|
Johanne Juliane
Schubert
(1776-1864)
Das Anschau'n Gottes
Den Herrn, den herrlichen, zu schauen,
Ging ich hinaus und fragte die Natur,
Und fragt' auf Wiesen und auf Auen:
"Wo find' ich ihn und seiner Güte Spur?"
Und Wies' und Au mir hold entgegenlacht,
Geschmückt durch ihn mit Herrlichkeit und Pracht.
In tausendfält'ger Schönheit standen
Die Bäum' umher, von seiner Kraft belebt,
Und frische Blumenkränze wanden
Sich Berg und Thal, von seinem Hauch umschwebt,
Und jubelnd stieg in's große Weltenchor
Der Freude Lied aus Wald und Hain empor.
Sanft rieselte die Wiesenquelle
Durch Blumen hin, die seiner Hand entblüh'n,
Und in des Kornfelds grauen Wellen
Sah ich vorüber seinen Odem ziehn,
Und tief anbetend neigte sich der Hain,
Dem Herrn der Welt zum Tempel sich zu weih'n.

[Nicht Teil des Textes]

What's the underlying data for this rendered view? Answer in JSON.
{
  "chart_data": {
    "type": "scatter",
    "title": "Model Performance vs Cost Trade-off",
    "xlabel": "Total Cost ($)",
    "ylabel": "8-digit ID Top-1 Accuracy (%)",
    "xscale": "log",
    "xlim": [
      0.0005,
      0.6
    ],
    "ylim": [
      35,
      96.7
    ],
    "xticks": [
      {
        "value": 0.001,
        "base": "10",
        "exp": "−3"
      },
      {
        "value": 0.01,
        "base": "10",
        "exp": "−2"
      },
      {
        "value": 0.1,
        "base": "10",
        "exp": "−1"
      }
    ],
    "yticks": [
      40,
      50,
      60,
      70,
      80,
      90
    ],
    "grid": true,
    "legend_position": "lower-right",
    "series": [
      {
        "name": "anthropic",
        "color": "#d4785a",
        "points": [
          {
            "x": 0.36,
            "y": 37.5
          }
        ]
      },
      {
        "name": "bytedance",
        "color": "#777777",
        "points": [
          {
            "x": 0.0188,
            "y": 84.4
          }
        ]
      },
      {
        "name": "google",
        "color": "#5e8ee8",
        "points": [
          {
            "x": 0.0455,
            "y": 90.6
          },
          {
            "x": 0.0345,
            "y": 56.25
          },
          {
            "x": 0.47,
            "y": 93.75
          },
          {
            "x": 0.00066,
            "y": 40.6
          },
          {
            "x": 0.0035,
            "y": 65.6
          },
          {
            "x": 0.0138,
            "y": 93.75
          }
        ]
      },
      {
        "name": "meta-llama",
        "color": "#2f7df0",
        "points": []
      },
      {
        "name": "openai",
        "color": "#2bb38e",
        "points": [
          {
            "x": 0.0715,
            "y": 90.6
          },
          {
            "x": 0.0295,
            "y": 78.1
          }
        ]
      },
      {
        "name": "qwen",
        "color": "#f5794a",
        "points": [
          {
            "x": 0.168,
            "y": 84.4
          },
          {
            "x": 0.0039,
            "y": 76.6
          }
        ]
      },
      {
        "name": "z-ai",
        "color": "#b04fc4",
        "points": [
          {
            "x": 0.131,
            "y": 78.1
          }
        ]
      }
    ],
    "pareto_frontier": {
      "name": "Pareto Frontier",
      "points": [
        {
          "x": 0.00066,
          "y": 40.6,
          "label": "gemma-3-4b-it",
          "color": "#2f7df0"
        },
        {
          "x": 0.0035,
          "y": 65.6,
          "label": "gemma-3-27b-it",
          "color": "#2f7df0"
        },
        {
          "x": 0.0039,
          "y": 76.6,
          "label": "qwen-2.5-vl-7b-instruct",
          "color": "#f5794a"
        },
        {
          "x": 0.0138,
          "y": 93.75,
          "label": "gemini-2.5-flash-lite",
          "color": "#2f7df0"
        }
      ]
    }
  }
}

Nun hab' ich ihn geseh'n, den Großen,
Unendlichen, der mir sein Bild vertraut;
Von seinem Segenshauch umflossen
Hat ihn mein Geist in seiner Welt geschaut,
Wie er, durch den sich Erd' und Himmel freut,
Vorüber ging in seiner Herrlichkeit.
Auch mich, auch mich hat er erlesen
Zum Kind' und Erb', umstrahlt von seinem Licht.
In seinem Reich, ein selig Wesen,
Bet' ich ihn an voll Lieb' und Zuversicht
Und sink', entzückt von Freud' und hoher Lust,
Ihm ewig nah', an seine Vaterbrust.
Und ob verblüh'n der Erde Freuden,
Und ob verwelkt des Frühlings Blumenkranz,
Es wird mein Geist sich ewig weiden
In seiner Näh' an seines Lichtes Glanz:
Die Dämm'rung schon kann Aug' und Herz erfreu'n,
Doch schöner wird die volle Klarheit sein.